What is really ours and what may the third decade of the 21st century bring?
29. Sep 2021
As we reflect on the present crisis, we remember the promises made and the opportunities presented to us when we entered the 21st century. They confront us with questions and urge us to rethink the foundations of the digital world and what we want it to be. Digital tools, until recently used primarily in work processes, have suddenly become the social and cultural environments that dictate large parts of our lives.
With its central theme and programme segments, the 27th International Festival of Computer Art (IFCA), organised by MKC Maribor, questions the digital changes we are facing in the present and those that await us in the future. The festival will take place in display windows at more than ten locations around the city, thus seeking to attract the attention of the general public. Works by the Slovene and international artists and groups will be on display in shop windows of Kisilak at Glavni trg, Benetton, Polzela and Mladinska knjiga at Gosposka ulica, Bags & More at Jurčičeva ulica, Vijolična hiša, Modna hiša/Mercator, Textil House and the Centre of Creativity at Partizanska cesta. Each location will contribute its own content to the main programme, which will be enriched in the public space by two more works/interventions on poster places. The first work, entitled Periodic Colour Model (Periodični model barv), will be on display throughout the subway at TPC City (formerly Slavija). It was created by the painter, designer and professor Vojko Pogačar, PhD. His extensive oeuvre in the field of design and connecting art with contemporary digital knowledge will be the subject of a comprehensive exhibition entitled Inspiration for Change (Navdih za spremembe), which will be on view at Vetrinjski dvor until 22 October 2021.
The poster space at the two-storey bridge over the River Drava will be dedicated to the work entitled Towards the Unknown Territories (Neznanim ozemljem naproti), prepared by the visual and intermedia artist Maja Smrekar. In addition to the information point and the aforementioned exhibition by Vojko Pogačar, the OR poiesis (Petra Kapš) listening room will be available at the central festival venue, where visitors will be able to listen to the works of this sound artist. In the lower and upper rooms, video works will be on display from two Zagreb festivals dedicated to experimental and electronic art Glitch / fu:bar / and VectorHack, which are cooperating with the IFCA this year. This represents an important point of contact between other festivals and the IFCA, which has this year decided to cooperate with the NaGib festival for the first time. It will take place in shop windows around Maribor covering similar topics.
As part of the Connections project, the IFCA will feature on the airwaves of Radio Slovenia, where a selection of works from the TONŠPUR music platform will be broadcast in the ARS radio programme on 13 October 2021 from 8 pm to 10 pm. A day later, on October 14, 2021, the same radio programme will broadcast performative live stream by OR poiesis (Petra Kapš) and Udo Noll's Territory (Teritorij) at 11 pm. In cooperation with TV Maribor, works from the IFCA and video works from the already mentioned festivals will be presented between 8 and 15 October 2021 in 30-minute broadcasts every day after 10 pm.

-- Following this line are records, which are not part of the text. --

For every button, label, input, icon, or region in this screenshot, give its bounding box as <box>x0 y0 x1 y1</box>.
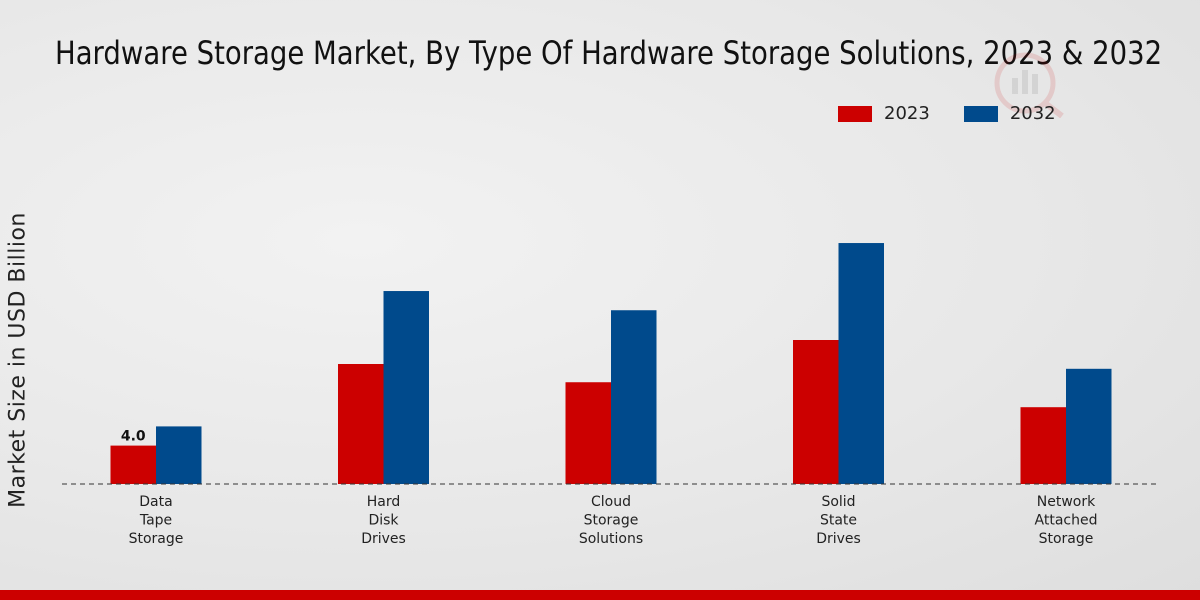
legend-swatch-2032 <box>963 105 998 122</box>
bottom-accent-bar <box>0 590 1200 600</box>
bar-2023-4 <box>1020 407 1066 484</box>
bar-2032-1 <box>383 291 429 484</box>
x-tick-label-1: Hard Disk Drives <box>361 494 406 547</box>
x-tick-label-3: Solid State Drives <box>816 494 861 547</box>
x-tick-label-2: Cloud Storage Solutions <box>579 494 643 547</box>
legend-swatch-2023 <box>838 105 872 122</box>
data-label-0: 4.0 <box>121 429 146 445</box>
bar-2032-3 <box>838 243 884 484</box>
legend-item-2032: 2032 <box>963 103 1056 124</box>
x-tick-label-0: Data Tape Storage <box>129 494 184 547</box>
bar-2032-0 <box>156 426 202 484</box>
legend-item-2023: 2023 <box>838 103 930 124</box>
bar-2032-4 <box>1066 368 1112 484</box>
bar-2032-2 <box>611 310 657 484</box>
legend-label-2023: 2023 <box>884 103 930 124</box>
bar-2023-2 <box>565 382 611 484</box>
legend-label-2032: 2032 <box>1009 103 1056 124</box>
bar-2023-3 <box>793 340 839 484</box>
x-tick-label-4: Network Attached Storage <box>1035 494 1098 547</box>
bar-2023-0 <box>110 445 156 484</box>
bar-2023-1 <box>338 364 384 484</box>
legend: 2023 2032 <box>838 103 1056 124</box>
watermark-logo-icon <box>994 52 1064 118</box>
chart-title: Hardware Storage Market, By Type Of Hard… <box>55 34 1163 72</box>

Koroška cesta will become an archive and an open-air exhibition space, with selected photographs from the archives of past IFCA festivals on display in the windows of empty business premises.
The six segments of the 27th IFCA include the accompanying programme (created in cooperation with the Street Gallery at Židovska ulica and the GT22 community), as well as the Modul konS platform. The latter includes research presentations of selected artists from various faculties of the University of Maribor, as well as intermedia/new media/sound fusion concerts. In addition to signing a memorandum with the Municipality of Maribor, aimed at making a long-term commitment to connecting the city with an understanding of contemporary research arts that cross the boundaries of the known and the seen, the focus will be on intermedia and research workshops.
An important part of the festival programme is the annual discursive programme, which offers online lectures by domestic and foreign experts on selected dates. This year's lecturers include Steve Fuller, Ph.D., Polona Tratnik, Ph.D., Dan Podjed, PhD, and Peter Purg, PhD.
The last segment of the IFCA is dedicated to contemporary student computer artworks. Five Slovenian educational institutions (Academy of Fine Arts and Design, University of Ljubljana; Academy of Arts, University of Nova Gorica; Faculty of Electrical Engineering, Computer Science and Informatics, University of Maribor; Faculty of Education, University of Maribor; and Academy of Visual Arts AVA, University of Ljubljana) have published a call for students, which received ten applications. The selected and the awarded three projects will be on display at the Media Nox Gallery.
During the festival, at least three guided tours and a walk around all of the locations will be organised. Since part of the festival ends on 22 October 2021, works will be on display in shop windows until that date, as well as online and at Vetrinjski dvor, where an exhibition by Vojko Pogačar and an OR poiesis listening room will be organised. The Media Nox Gallery will host an exhibition of award-winning student works.